With my usual 3 mg/ml nicotine level, I didn’t find it satisfying. So I went all out and switched for a 12 mg/ml juice, and the results were much better. I actually found it so much nicotine that I settled on a 6 mg/ml juice by the end of the day. As far as I can tell, it actually does work quite well. Of course, this may not be the case for other people.


This is the most extreme step to take, but if it works for you, it’s potentially the most valuable. Some vapor will undoubtedly still get down into your lungs, but without purposefully inhaling into your lungs, the amount will be drastically reduced. Just like smoking cigars is safer than smoking cigarettes – because you don’t inhale cigars – vaping like you’re smoking a cigar should pose less risk than vaping like you’re smoking a cigarette.

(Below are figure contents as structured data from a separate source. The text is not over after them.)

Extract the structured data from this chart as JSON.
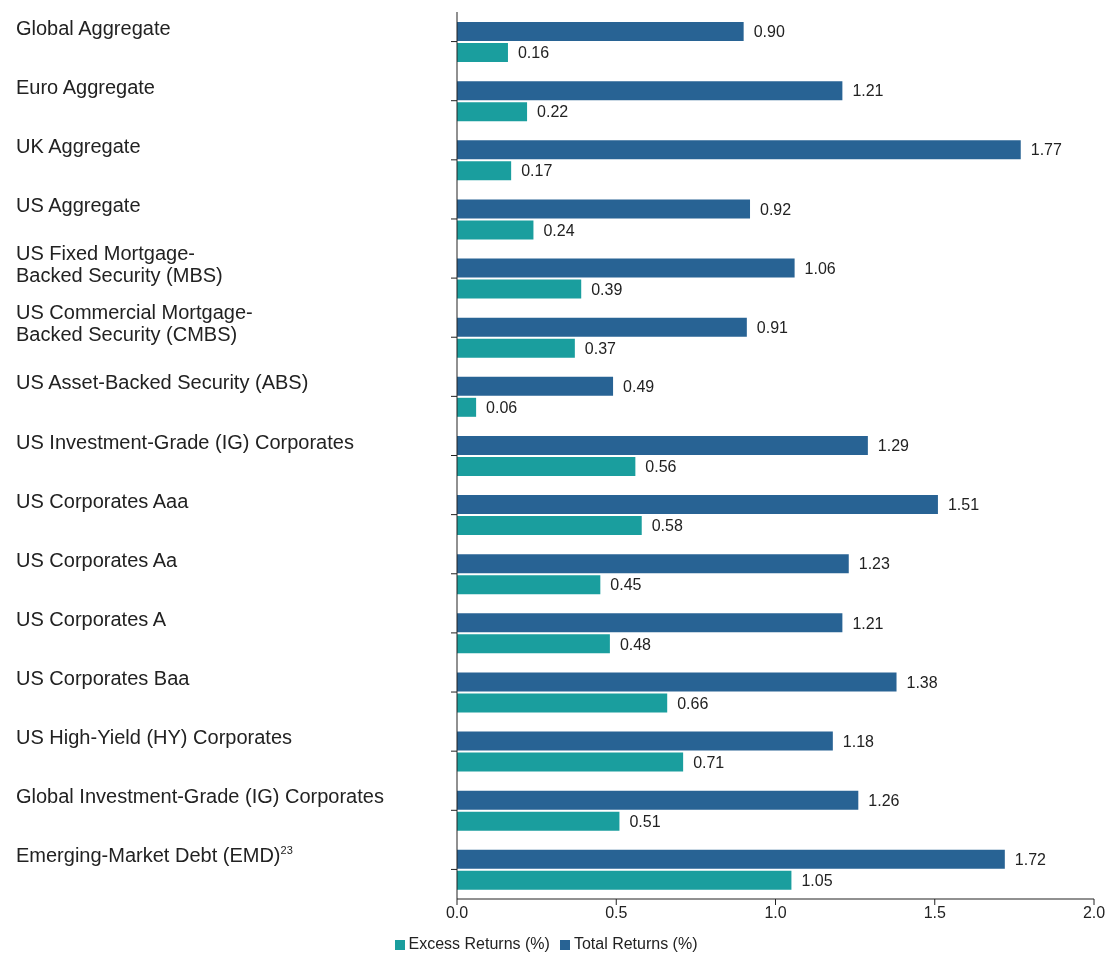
{
  "chart_data": {
    "type": "bar",
    "orientation": "horizontal",
    "categories": [
      "Global Aggregate",
      "Euro Aggregate",
      "UK Aggregate",
      "US Aggregate",
      "US Fixed Mortgage-\nBacked Security (MBS)",
      "US Commercial Mortgage-\nBacked Security (CMBS)",
      "US Asset-Backed Security (ABS)",
      "US Investment-Grade (IG) Corporates",
      "US Corporates Aaa",
      "US Corporates Aa",
      "US Corporates A",
      "US Corporates Baa",
      "US High-Yield (HY) Corporates",
      "Global Investment-Grade (IG) Corporates",
      "Emerging-Market Debt (EMD)$^{23}$"
    ],
    "series": [
      {
        "name": "Total Returns (%)",
        "color": "#286394",
        "values": [
          0.9,
          1.21,
          1.77,
          0.92,
          1.06,
          0.91,
          0.49,
          1.29,
          1.51,
          1.23,
          1.21,
          1.38,
          1.18,
          1.26,
          1.72
        ],
        "value_labels": [
          "0.90",
          "1.21",
          "1.77",
          "0.92",
          "1.06",
          "0.91",
          "0.49",
          "1.29",
          "1.51",
          "1.23",
          "1.21",
          "1.38",
          "1.18",
          "1.26",
          "1.72"
        ]
      },
      {
        "name": "Excess Returns (%)",
        "color": "#1a9e9e",
        "values": [
          0.16,
          0.22,
          0.17,
          0.24,
          0.39,
          0.37,
          0.06,
          0.56,
          0.58,
          0.45,
          0.48,
          0.66,
          0.71,
          0.51,
          1.05
        ],
        "value_labels": [
          "0.16",
          "0.22",
          "0.17",
          "0.24",
          "0.39",
          "0.37",
          "0.06",
          "0.56",
          "0.58",
          "0.45",
          "0.48",
          "0.66",
          "0.71",
          "0.51",
          "1.05"
        ]
      }
    ],
    "xlim": [
      0,
      2
    ],
    "xticks": [
      {
        "value": 0,
        "label": "0.0"
      },
      0.5,
      {
        "value": 1,
        "label": "1.0"
      },
      1.5,
      {
        "value": 2,
        "label": "2.0"
      }
    ],
    "grid": false,
    "legend": "bottom"
  }
}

The best thing about this approach is that it could really override the benefits of some other suggestions on this list. If you aren’t really inhaling much vapor, the potential risks of inhaled flavorings will be undoubtedly reduced, so there’s much less reason to avoid flavored e-juice. The risks of taking more puffs per day would similarly be reduced.


This is particularly speculative, though, because it’s not clear how much you’ll inhale without intending to. That said, it’s hard to see how the result could be anything but reducing the amount of vapor your lungs are exposed to substantially.


Reducing Risks Isn’t Necessary, But Why Not Try?


The point of this post isn’t to say “vaping is dangerous unless you do this!” Like Dr. Farsalinos’ stance on the dry-burning coils issue, it’s more about saying “why would you expose yourself to more risk than you need to?”


Even if you do the exact opposite of every piece of advice here, vaping will still be safer than smoking, and if it means you avoid smoking, then vape however you need to. But, if you do want to absolutely minimize the risks of your nicotine habit, then these steps are largely simple ways that you can do just that.


Some people will suggest that it’s silly to try to make vaping “safer” than it is anyway rather than just quitting, but I’m a fan of having your cake and eating it too. The best thing you can do is stop vaping, but the second-best thing you can do is make vaping as safe as you can.